Last week, I posted my intent to port the Tornado web framework to Python 3. Not only have I done that (sort of), but I’ve hacked it to pieces; soon it will be unrecognizable to the original developers, and possibly, to me!
It didn’t take long to get the Hello World example included with Tornado running. Quite a bit more work was the blog demo, but I now have the template, auth, and httpclient modules working, along with the core modules for a working async server. I was able to log into my example blog with my google account, compose some entries, view, and edit them, including the feed.
That doesn’t sound like much if you’re coding blog software for an existing framework (10 minutes in django, probably about 12 in web.py). But if you’re coding a web framework for existing blog software, it’s an accomplishment. I’m proud to have a “working” framework (even though it’s full of bugs and working just means “those things I’ve fixed”) for Python 3 in such a short amount of time.

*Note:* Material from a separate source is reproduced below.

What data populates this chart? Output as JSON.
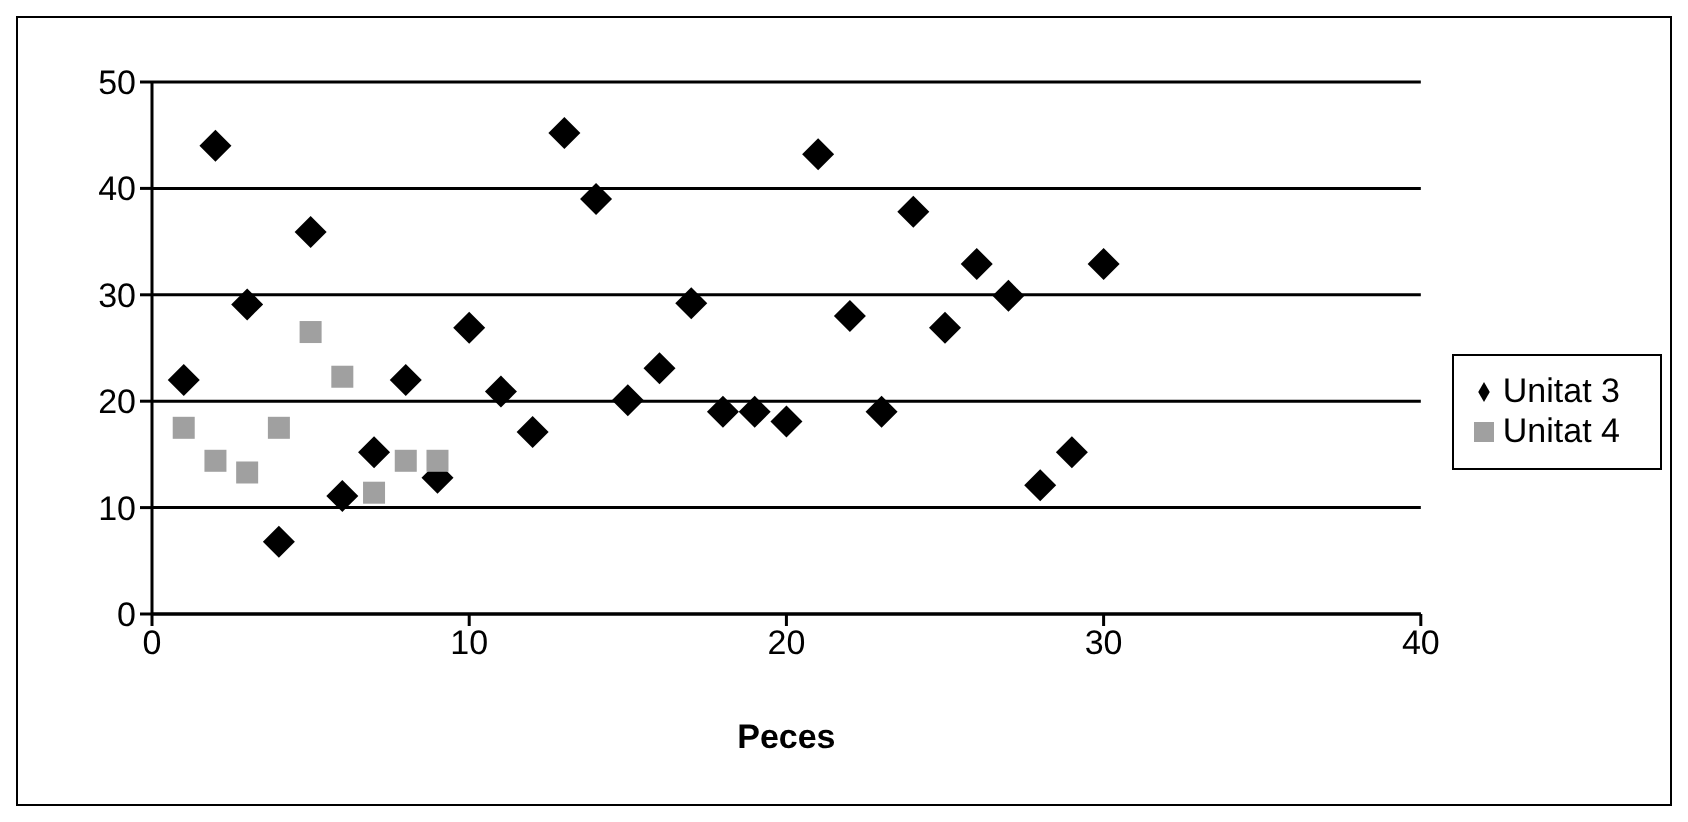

I’ve named the project psyclone, a play on ‘tornado’ –> ‘cyclone,’ and the fact that Python projects oughta have a ‘p’ and ‘y’ in them somewhere. The code is on github for all to play with. Patches welcome!
I’m having a lot of fun with this project, so it’s taking more of my time than I ought to be devoting to it… on the positive side, it’s progressing rapidly!
- Go over the existing code and improve some of the rather messy unicode/str –> str/unicode hacks I had to make to get it working.
- Write some tests. (The Tornado team seems not to value tests.) I’ll use py.test and may need to write a test client.
- Write a session framework and auth framework; the current auth framework uses openID only; but I like a more local solution to be available as well.
- Consider writing an ORM. Likely, I’ll discard this idea, arguing that Judd was right to design a frameworkwith SQL only. The truth behind the argument will be laziness, of course.